The forecasts and estimates will play a big role as Seattle sets about updating its next 20-year plan by mid-2015. In the meantime, rents in Seattle are rising faster than in any other major U.S. city — and, as any renter was probably sad to read on CHS, they’re rising even faster on Capitol Hill.
The gains are all net gains, and on Capitol Hill would largely represent re-development pieces of land that might have something on it, but aren’t built up to the maximum allowed under their current zoning. So, if a pair of single-family homes comes down, and is replaced by a 30-unit apartment building, that’s considered adding 28 units.
These numbers refer to what could happen right now, today, under the existing zoning, but they come with a lot of asterisks.
First off, the report does not try to predict when the market conditions would be ripe for any new project. It might take 20 years, it might happen next week. Most likely is a situation similar to what we’ve seen in the past – boom and bust growth cycles.
Second, while the numbers for existing conditions are fairly spot-on, or were when the report was developed (residential numbers in January 2014, jobs in March 2013), future numbers are guesses. Educated guesses, to be sure, based on past development patterns.
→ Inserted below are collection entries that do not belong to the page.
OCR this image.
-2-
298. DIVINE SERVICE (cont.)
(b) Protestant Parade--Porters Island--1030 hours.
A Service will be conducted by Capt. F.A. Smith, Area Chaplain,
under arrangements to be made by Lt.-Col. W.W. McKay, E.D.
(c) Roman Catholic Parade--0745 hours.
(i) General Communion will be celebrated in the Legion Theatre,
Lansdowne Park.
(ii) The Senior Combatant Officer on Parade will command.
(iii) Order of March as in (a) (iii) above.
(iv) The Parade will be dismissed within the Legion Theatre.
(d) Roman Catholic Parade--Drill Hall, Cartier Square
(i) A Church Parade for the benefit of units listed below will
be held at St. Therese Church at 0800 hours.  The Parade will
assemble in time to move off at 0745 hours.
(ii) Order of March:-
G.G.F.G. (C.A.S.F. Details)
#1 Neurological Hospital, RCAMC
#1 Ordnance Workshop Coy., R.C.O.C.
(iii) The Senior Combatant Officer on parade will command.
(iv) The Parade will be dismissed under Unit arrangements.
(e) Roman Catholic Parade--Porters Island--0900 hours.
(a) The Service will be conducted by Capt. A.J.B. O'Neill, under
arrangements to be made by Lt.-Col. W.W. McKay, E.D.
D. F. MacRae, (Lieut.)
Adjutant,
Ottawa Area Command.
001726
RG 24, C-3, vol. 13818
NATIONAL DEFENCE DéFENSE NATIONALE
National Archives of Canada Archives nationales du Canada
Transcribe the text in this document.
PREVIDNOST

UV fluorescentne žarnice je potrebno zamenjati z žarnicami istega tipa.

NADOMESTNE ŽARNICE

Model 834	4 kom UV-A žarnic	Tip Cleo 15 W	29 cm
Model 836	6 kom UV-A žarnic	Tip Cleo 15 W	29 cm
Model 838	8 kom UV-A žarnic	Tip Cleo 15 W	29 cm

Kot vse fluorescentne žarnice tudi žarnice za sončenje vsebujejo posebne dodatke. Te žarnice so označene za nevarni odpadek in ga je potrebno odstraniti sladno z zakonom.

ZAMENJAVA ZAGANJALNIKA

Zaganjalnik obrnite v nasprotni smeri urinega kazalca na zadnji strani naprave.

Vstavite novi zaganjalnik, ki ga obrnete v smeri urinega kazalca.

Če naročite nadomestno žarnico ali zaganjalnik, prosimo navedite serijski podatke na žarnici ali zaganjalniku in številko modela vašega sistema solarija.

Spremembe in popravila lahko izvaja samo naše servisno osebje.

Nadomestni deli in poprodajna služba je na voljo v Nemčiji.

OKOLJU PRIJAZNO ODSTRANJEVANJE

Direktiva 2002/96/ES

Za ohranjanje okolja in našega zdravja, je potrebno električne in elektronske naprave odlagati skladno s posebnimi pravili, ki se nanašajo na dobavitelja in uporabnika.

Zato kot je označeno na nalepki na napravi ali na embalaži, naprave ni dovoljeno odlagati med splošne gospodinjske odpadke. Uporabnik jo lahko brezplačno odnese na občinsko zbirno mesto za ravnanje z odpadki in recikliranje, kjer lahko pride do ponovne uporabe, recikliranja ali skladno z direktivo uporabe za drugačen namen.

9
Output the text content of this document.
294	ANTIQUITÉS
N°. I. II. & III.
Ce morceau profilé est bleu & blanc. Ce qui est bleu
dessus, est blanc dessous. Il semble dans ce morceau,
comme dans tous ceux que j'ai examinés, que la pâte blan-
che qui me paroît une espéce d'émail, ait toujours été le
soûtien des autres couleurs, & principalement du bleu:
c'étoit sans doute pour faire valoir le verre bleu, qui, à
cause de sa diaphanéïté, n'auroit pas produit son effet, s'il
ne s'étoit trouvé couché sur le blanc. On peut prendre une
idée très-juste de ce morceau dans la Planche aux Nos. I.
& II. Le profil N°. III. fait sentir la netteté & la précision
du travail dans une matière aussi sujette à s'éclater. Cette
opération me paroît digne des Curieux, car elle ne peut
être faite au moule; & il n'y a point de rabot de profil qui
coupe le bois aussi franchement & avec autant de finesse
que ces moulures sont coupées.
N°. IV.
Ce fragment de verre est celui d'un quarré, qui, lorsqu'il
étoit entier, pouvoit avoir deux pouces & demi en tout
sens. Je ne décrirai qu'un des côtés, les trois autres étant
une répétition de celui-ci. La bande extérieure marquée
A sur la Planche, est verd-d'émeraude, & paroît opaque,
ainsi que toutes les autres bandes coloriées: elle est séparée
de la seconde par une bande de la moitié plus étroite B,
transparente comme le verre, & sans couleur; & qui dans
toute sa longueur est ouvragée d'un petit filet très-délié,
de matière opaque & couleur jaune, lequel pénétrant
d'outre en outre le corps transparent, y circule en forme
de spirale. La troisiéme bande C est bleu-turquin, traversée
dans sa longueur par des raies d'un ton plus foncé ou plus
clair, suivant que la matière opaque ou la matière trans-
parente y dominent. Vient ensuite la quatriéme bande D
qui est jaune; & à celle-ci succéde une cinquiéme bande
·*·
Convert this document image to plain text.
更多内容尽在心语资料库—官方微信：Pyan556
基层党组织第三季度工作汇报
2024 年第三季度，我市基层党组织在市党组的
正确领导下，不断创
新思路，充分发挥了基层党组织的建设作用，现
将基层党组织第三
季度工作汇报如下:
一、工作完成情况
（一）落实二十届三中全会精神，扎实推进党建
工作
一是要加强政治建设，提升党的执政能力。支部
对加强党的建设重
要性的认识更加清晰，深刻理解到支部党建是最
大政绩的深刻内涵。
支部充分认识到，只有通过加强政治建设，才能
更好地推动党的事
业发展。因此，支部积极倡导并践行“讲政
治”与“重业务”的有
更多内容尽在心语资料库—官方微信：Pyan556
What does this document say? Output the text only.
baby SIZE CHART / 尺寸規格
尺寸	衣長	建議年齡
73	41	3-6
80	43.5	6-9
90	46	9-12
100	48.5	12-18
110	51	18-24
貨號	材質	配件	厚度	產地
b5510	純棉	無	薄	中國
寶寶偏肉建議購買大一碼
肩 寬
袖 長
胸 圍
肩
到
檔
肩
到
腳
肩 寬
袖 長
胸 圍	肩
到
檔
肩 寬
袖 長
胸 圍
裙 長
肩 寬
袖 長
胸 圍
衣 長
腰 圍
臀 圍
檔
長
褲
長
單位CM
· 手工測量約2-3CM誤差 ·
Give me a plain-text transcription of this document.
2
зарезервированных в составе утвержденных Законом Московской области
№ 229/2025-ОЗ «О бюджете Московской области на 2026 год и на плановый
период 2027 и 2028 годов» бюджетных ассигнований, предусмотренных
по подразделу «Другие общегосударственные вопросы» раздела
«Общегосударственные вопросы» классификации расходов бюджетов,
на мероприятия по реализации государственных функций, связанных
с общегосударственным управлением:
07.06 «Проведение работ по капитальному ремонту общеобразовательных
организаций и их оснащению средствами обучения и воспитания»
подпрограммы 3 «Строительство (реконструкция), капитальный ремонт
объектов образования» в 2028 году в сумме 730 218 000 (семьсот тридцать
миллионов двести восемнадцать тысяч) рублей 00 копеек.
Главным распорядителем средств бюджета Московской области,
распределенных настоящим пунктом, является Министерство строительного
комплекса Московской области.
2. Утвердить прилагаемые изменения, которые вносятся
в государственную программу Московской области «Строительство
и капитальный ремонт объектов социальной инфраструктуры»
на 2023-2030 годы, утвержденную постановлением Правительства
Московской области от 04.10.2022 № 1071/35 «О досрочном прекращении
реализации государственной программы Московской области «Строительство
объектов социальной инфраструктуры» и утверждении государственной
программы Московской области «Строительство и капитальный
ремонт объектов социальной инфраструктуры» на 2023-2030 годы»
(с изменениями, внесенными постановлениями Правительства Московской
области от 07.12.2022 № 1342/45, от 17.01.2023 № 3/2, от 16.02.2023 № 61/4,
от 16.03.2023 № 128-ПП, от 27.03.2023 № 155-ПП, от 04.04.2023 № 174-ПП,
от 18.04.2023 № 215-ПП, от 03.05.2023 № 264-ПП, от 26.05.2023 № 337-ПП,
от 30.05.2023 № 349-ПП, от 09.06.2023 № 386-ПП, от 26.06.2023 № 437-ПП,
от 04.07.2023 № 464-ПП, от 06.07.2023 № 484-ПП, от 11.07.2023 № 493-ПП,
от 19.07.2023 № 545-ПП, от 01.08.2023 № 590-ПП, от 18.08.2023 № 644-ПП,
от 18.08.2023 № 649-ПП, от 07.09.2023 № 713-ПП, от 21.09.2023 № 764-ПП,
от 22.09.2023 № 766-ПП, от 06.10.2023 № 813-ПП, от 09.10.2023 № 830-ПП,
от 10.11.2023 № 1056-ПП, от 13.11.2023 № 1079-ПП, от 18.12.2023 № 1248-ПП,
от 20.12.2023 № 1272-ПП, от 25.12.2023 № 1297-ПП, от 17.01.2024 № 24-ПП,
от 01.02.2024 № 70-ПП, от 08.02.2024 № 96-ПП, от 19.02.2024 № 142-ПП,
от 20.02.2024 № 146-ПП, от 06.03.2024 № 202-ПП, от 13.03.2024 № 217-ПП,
But, patterns can change; mixed-use buildings could have a different ratio of commercial to residential going forward. The number of units in an apartment and or condo building could easily change depending on whether or not any given project has a larger number of small units or a smaller number of large units. And the zoning can change — right now, some in City Hall are pushing to roll back height limits in Seattle’s lowrise neighborhoods.
Also be clear, number of housing units is going to be lower than the number of people. A single family house, or a studio apartment or a two-bedroom condo are each considered one unit, no matter how many people live there. The report doesn’t try to estimate what the actual population will be.
One more big caveat on the hill – these numbers don’t include public institutions like the hospitals, Seattle Central or Seattle University; they each have their own planning process that they go through. Mostly, this would show up on the jobs side.
To put these in perspective, citywide, current zoning would allow for 224,000 housing units, so the Hill accounts for about 8% of the city’s total residential growth. On the commercial side, Seattle could add space for 232,000 jobs, giving Capitol Hill 1.4% of the jobs growth (again, not including hospitals and colleges).
The biggest share of the growth under the current zoning would go to downtown, Belltown, Denny Triangle, Pioneer Square and the ID, which are slated to absorb more than 33,000 housing units (14.7% of the city total) and almost 52,000 jobs (22.4%).
The next biggest goes to South Lake Union which would take more than 20,000 residential units (9%) and 25,000 jobs (10.7%).
Of course, by this time next year, all of this could change. The city is in the midst of its state-mandated review of the Comprehensive Plan. That document underlies all of these numbers, in addition to covering information about things like transportation, economic development, quality of life, the environment and more.
The Department of Planning and Development expects to release an Environmental Impact Statement analyzing possible changes to the Comprehensive Plan (grouped into four broader options) likely in January. A revised Comprehensive Plan must be approved by the City Council by June 2015.